Wednesday, November 18, 2015

Module 12: Me...Jane by Patrick McDonnell

BOOK COVER IMAGE:




BOOK SUMMARY: 

Me...Jane by Patrick McDonnell is a biography of Jane Goodall but focuses on her childhood passion.  From the very beginning, Jane had a passion for nature and animals.  She allowed her curiosity to guide her observations of various animals such as chickens and their eggs.  The book is very short, ending by Jane going to bed, longing to be in Africa, awaking as an adult, with her dream realized.                


APA REFERENCE OF BOOK: 

McDonnell, P. (2011).  Me...Jane. New York, NY: Little Brown and Company.


IMPRESSIONS: 

A wonderful story for children, illustrated with watercolors to highlight the childhood of Jane Goodall, when her passion for nature was first formed.  McDonnell paints a very different view of Jane, one of a young girl who longed to be in a different world, among the nature and animals she read about.  While readers will learn that Jane was diligent in her observations, recording the natural world around her, we are instantly taken to her adulthood after one night's sleep.  McDonnell's illustrations up to this point are all in watercolor images, and then adult Jane is shown in a photograph, among a primate.  A great story about dreaming, using the life of primatologist Jane Goodall.              

PROFESSIONAL REVIEW: 

"Where Jeanette Winter’s The Watcher (rev. p. 144) devotes just five of its forty-eight pages to Jane Goodall’s childhood, Me…Jane devotes all but two spreads to the great primatologist’s formative years. And despite its rather cheeky title (justified by the young Jane’s devotion to Edgar Rice Burroughs), McDonnell’s book is the more inspirational. His Jane, along with her stuffed toy chimp Jubilee, studies nature wherever and however she can; as with Winter’s book, Jane’s observation of a hen laying an egg is highlighted as a key moment.

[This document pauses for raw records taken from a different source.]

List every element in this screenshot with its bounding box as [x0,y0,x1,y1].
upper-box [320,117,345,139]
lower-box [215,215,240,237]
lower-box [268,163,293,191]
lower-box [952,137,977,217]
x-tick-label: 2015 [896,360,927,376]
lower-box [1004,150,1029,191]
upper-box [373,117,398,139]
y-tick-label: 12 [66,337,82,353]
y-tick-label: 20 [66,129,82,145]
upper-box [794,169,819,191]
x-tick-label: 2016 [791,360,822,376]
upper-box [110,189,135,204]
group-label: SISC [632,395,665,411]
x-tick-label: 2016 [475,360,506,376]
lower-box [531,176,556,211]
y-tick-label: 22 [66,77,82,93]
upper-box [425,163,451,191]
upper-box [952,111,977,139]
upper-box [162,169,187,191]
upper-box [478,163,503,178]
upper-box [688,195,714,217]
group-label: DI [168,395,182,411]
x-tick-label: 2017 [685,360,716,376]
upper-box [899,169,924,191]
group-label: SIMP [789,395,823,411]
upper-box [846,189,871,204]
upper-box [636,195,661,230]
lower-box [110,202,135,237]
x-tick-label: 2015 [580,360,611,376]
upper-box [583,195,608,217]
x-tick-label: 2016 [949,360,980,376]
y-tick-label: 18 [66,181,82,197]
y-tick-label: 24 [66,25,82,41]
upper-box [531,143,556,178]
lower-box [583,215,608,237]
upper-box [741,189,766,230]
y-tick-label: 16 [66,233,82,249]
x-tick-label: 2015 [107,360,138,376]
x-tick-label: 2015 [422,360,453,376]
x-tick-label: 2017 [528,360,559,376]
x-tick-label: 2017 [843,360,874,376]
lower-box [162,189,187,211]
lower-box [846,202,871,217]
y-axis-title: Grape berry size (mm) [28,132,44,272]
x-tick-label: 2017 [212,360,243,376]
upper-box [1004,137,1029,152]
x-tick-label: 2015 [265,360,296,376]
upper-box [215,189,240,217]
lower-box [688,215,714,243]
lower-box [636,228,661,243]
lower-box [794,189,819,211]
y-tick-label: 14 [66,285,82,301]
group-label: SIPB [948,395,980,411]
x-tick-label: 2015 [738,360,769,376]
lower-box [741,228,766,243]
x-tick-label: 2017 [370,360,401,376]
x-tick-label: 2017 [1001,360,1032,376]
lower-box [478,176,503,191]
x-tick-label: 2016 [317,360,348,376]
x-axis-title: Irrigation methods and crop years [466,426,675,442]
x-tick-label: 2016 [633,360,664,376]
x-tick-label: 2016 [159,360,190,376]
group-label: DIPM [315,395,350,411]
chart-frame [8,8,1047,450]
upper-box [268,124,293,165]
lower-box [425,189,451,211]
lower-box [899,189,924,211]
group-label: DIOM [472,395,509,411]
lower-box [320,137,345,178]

But study is only part of the picture, as Jane rejoices in the simple activity of just being outdoors: “It was a magical world full of joy and wonder, and Jane felt very much a part of it.” Jane dreams of traveling to Africa and, in a wonderful sequence of page turns, goes to sleep [page turn], wakes up an adult in her tent [page turn], and is living her “dream come true.” And here McDonnell’s homey, earth-toned pen and watercolor pictures give way to that most famous of all Goodall photographs, where the young scientist and an even younger chimp reach across their worlds to touch hands. The simple and intimate paintings are accented with casually arrayed stamped motifs and some of Goodall’s childhood drawings; a note about Goodall’s current projects and “A Message from Jane” are appended." - Roger Sutton


Reference:

Sutton, R. (2011). [Review of the book Me...Jane by Patrick McDonnell]. Horn Book Magazine87(2), 140-141.  


LIBRARY USES: 

A library idea for this book would be to have students discuss their dreams, their deepest passion and have them write it on a piece of paper.  Then those papers can be glued onto a bulletin board with an image of a bed on it.  Explain to students that these are their dreams and one day, they will wake up to have them come true, just like Jane.